Being extra sensitive and connection emotions, senses and surroundings allows for greater curiosity in the minds of those with EID.

 

Bold

Impulsivity is a EID trait that can be positively linked to being bold, courageous and having the ability to speak one’s mind.

 

Creative

The high intensity of emotions can be released into creative endeavours. Many people with EID put their entire emotional expression into music, art, performance and writing. (Think X-factor!)

 

Intuition

High sensitivity to surroundings learned from childhood means people with EID are more aware of other people’s emotional states. Sometimes the intuition may be overwhelming but when managed, people with EID can help others in distress rather than exacerbate the pain.

 

Compassionate & Emotional

When a person with EID loves, the love is deep, highly committed and loyal to the relationship. When the emotions are managed, liveliness and wittiness become the dominant qualities.

 

Scenario Consideration

Typically EID sufferers see everything only black and white with very little grey – when pitching for contracts, resolving disputes this can allow and unique clarity and perspective.

If you want to ask me about anything please feel free; please don’t try and accommodate me; it is for me to work through my own issues but if I do have a bad moment, please could I ask that you leave me to work through it; I promise I am not sulking; sometimes it just takes my rational brain time to take hold. I am getting better and better at learning when I am struggling, so I hope you won’t have to see too much of my bad side. I want to help others if I can whether that’s from a fellow sufferer, someone who has to manage a person with a mental health condition or even a mental health sceptic. I do want some good to come out of all of this if it is possible.

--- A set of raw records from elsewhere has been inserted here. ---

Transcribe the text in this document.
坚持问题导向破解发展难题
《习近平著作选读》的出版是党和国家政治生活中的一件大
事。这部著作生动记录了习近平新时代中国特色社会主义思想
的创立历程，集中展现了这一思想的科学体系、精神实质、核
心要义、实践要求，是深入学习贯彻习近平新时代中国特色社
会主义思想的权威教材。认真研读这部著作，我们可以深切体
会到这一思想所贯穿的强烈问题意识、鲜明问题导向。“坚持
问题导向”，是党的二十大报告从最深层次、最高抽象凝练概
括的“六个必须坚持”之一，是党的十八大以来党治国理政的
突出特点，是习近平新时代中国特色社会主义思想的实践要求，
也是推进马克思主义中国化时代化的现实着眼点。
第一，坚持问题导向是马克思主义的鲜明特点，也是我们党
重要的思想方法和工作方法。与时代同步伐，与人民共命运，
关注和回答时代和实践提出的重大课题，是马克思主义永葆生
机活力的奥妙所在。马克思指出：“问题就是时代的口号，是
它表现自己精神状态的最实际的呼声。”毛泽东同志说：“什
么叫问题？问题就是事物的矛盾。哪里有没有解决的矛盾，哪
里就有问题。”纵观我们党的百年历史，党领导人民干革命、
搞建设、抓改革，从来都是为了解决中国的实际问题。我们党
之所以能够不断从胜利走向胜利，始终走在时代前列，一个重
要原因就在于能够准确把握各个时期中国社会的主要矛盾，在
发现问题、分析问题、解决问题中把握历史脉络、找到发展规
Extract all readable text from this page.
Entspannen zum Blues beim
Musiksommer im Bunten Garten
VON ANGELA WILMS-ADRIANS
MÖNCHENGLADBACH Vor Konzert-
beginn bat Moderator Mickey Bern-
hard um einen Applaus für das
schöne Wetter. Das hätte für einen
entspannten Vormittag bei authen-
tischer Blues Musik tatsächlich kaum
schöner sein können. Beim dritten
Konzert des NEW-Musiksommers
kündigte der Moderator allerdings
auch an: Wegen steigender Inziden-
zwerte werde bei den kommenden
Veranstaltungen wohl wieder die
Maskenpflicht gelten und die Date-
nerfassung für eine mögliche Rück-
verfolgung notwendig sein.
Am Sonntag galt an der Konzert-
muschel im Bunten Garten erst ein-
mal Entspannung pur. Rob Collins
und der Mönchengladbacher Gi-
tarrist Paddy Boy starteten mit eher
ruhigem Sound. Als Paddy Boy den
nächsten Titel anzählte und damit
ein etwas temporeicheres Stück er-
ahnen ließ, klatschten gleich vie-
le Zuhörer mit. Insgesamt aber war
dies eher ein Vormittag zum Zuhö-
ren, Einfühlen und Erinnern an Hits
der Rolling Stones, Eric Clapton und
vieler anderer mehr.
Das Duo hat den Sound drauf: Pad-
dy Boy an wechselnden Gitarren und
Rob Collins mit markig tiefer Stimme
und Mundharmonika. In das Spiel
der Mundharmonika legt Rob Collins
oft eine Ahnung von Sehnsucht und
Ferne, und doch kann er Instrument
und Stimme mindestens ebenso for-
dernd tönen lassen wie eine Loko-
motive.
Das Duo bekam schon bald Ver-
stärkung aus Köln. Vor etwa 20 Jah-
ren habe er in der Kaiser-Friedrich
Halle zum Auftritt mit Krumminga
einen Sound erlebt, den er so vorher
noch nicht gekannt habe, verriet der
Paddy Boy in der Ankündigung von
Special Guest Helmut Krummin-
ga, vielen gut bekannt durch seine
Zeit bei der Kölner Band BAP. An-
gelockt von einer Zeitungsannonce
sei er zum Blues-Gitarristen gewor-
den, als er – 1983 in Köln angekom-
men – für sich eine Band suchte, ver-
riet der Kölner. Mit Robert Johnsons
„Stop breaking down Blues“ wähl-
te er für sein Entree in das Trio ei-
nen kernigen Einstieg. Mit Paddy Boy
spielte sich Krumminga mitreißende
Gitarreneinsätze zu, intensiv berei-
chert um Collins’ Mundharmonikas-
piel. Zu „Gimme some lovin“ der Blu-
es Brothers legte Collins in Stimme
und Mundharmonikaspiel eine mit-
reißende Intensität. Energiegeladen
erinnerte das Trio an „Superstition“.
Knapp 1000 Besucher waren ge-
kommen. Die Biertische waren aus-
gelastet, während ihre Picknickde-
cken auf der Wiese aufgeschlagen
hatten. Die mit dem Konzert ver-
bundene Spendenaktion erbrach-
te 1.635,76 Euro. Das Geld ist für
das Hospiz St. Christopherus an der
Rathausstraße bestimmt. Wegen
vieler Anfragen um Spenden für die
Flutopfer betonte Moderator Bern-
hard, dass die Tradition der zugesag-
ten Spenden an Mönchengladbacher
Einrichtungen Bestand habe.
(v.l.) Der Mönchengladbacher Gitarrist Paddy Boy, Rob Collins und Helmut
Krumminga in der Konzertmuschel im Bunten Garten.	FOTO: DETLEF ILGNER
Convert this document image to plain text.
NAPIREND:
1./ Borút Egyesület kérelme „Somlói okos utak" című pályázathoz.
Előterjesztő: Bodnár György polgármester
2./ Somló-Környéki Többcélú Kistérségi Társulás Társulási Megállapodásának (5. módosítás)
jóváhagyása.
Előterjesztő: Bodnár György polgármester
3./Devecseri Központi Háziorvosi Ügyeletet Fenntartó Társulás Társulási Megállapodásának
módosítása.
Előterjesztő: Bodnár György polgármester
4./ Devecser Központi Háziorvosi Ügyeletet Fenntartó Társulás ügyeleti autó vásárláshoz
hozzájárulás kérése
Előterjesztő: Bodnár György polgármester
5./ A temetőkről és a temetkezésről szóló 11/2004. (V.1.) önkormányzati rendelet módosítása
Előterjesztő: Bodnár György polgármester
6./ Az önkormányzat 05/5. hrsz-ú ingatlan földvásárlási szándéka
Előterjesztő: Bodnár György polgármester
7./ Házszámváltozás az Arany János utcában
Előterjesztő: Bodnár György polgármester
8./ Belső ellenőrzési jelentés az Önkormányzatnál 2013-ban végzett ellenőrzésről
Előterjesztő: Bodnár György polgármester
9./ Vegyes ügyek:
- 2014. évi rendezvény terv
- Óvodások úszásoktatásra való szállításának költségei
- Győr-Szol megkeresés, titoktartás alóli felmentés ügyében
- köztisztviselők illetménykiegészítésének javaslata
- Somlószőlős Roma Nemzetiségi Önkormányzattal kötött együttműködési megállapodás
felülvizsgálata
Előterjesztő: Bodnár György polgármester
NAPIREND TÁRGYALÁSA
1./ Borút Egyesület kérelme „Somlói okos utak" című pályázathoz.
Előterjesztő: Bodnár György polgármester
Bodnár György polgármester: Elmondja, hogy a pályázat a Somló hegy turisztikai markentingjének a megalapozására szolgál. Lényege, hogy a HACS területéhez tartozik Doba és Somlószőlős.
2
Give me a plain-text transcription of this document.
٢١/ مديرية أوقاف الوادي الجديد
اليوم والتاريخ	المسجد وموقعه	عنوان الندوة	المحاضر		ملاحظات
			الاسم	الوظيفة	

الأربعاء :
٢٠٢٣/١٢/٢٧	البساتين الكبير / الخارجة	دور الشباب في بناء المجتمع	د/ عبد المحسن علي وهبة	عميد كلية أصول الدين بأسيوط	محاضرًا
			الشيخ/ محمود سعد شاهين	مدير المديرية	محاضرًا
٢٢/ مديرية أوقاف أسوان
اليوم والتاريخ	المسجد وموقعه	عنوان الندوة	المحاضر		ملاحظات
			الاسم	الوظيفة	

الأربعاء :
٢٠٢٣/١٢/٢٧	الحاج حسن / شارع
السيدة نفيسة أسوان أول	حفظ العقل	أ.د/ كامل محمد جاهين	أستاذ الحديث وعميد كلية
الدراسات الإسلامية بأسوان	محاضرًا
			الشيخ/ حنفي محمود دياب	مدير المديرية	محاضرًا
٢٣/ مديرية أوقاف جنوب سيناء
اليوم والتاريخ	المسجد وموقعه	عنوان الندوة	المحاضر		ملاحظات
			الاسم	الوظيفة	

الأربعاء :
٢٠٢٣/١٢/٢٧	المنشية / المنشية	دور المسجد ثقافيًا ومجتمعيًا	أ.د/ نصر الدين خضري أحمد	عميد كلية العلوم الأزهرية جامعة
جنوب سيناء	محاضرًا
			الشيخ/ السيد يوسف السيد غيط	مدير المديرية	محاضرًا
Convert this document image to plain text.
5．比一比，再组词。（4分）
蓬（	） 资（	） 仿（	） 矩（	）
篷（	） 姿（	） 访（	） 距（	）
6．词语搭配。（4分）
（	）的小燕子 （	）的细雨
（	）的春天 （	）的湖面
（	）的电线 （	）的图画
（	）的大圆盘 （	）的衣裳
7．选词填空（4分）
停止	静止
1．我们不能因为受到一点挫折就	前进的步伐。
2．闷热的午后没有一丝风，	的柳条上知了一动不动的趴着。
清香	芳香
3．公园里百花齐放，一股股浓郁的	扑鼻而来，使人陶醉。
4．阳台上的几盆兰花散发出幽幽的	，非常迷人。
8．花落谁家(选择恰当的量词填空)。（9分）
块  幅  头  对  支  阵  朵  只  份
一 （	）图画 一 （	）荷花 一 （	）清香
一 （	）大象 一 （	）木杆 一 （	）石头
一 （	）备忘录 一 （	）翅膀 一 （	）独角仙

I am always going to be mildly eccentric Mark and I do embrace my differences but please believe that I do have really kind intentions in my heart; I know that this description will make some uncomfortable, perhaps some will offer support, some will nod knowingly acknowledging my obvious differences and some will avoid me but nonetheless I’m not ok but I am trying to be, so there you have it… but for the first time in my life I can, at least, be open and bring my whole self to work (well, hopefully not too many of the bad parts :D).